Beat development

Sink your teeth into your beat and make it your own.

Developing sources takes commitment and a long-term strategy. You have to be deliberate and relentless. Here are four ideas that will provide dividends in better and deeper stories:

1. BEAT MAPS. A beat map is, in essence, a do-call list of non-governmental players on the beat. In Paterson, for example, one might list clerics, business people, academics, etc. The basic idea is to check in regularly with people in the know in various fields, who can tip you on what’s happening - much as cops cover a beat. Former police Chief Lawrence Spagnola stresses how much information his officers obtained from the religious community and the PAL. A beat map is an antidote to city hall-centered or meetings-heavy coverage.

2. HOLE CARDS. These are sources you keep in the hole, as you keep some cards down in stud poker. It’s often useful to have sources in the community whom you talk to off the record, and who trust you not to expose them in your stories. These could be anyone from a former mayor to a tax assessor you develop a relationship with, to a citizen who has lived in town all her life. These are your go-to folks. People who tell you what’s happening behind the scenes. People who explain the ins and outs of an issue, the interests at work. People who tip you on a hot story. People who talk frankly and help you piece out the story. People you talk to regularly, but don’t quote: your aces in the hole.

3. THIRD PLACES. This idea comes from Pew Center for Civic Journalism. Every community has 1st places (city hall, schools, department of public works) and 2nd places (chamber of commerce, churches, taxpayers association meetings). Third places are public spaces where conversations take place. They can include diners, bars, lunch counters, barber shops, laundromats, libraries, bookstore cafes, beauty salons, parks where people walk their dogs - any place where a reporter can settle in and have a chat with real people. Find the 3rd places on your beat, and you’re in a position to develop new and more diverse sources that will fill out your stories with new voices and help you discern what’s important to the citizens on your beat.

4. LISTENING POSTS. Allied to the idea of 3rd places, listening posts are exercises in developing more diverse sources. The essential of listening posts is listening to public conversations. Don’t whip out your notebook and start asking a lot of closed-ended questions.

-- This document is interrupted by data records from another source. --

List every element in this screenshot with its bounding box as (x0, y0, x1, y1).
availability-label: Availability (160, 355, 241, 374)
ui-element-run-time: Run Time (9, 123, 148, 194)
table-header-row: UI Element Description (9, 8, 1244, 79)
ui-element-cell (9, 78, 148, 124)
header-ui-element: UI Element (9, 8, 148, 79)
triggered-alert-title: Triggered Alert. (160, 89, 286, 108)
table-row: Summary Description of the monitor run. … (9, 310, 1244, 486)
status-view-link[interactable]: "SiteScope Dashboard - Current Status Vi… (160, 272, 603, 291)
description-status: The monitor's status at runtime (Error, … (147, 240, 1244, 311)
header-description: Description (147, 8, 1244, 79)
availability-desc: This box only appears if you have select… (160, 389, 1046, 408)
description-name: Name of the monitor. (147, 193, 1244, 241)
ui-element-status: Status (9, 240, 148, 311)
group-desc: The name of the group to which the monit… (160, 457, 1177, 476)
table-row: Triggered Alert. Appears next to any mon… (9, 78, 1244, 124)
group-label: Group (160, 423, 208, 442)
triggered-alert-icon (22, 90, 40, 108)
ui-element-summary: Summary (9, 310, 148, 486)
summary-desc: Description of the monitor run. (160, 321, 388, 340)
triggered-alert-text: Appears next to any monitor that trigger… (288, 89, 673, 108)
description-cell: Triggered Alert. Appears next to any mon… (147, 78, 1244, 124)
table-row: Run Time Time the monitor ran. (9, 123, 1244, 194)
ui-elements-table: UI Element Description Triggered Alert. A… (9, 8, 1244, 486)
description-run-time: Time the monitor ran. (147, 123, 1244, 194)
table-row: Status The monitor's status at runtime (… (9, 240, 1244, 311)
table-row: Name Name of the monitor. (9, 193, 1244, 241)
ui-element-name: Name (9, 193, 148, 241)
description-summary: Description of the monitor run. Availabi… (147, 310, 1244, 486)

Use some hours to let the community come to you. Get to know people you wouldn’t otherwise: jobless, hookers, cops, soccer moms, swingers, newspaper readers! Use your ears to pick things up and create new sources. Don’t pretend to be anything other than a reporter, but let people know you are there to learn, not exploit people for quotes.

-Jonathan Maslow, Herald News, Oct. 2004


More Maslow tips for developing sources:

  • Think of every person you meet as a potential source.
  • If you don’t live on your beat, run your errands there.
  • Counterbalance the official sources by befriending the people in low places.
  • Talk to sources off-story
  • Bend over backwards with new sources. Read quotes back to them.
  • Walk your beat to meet people.
  • Always ask: “Who else can I talk to about this?”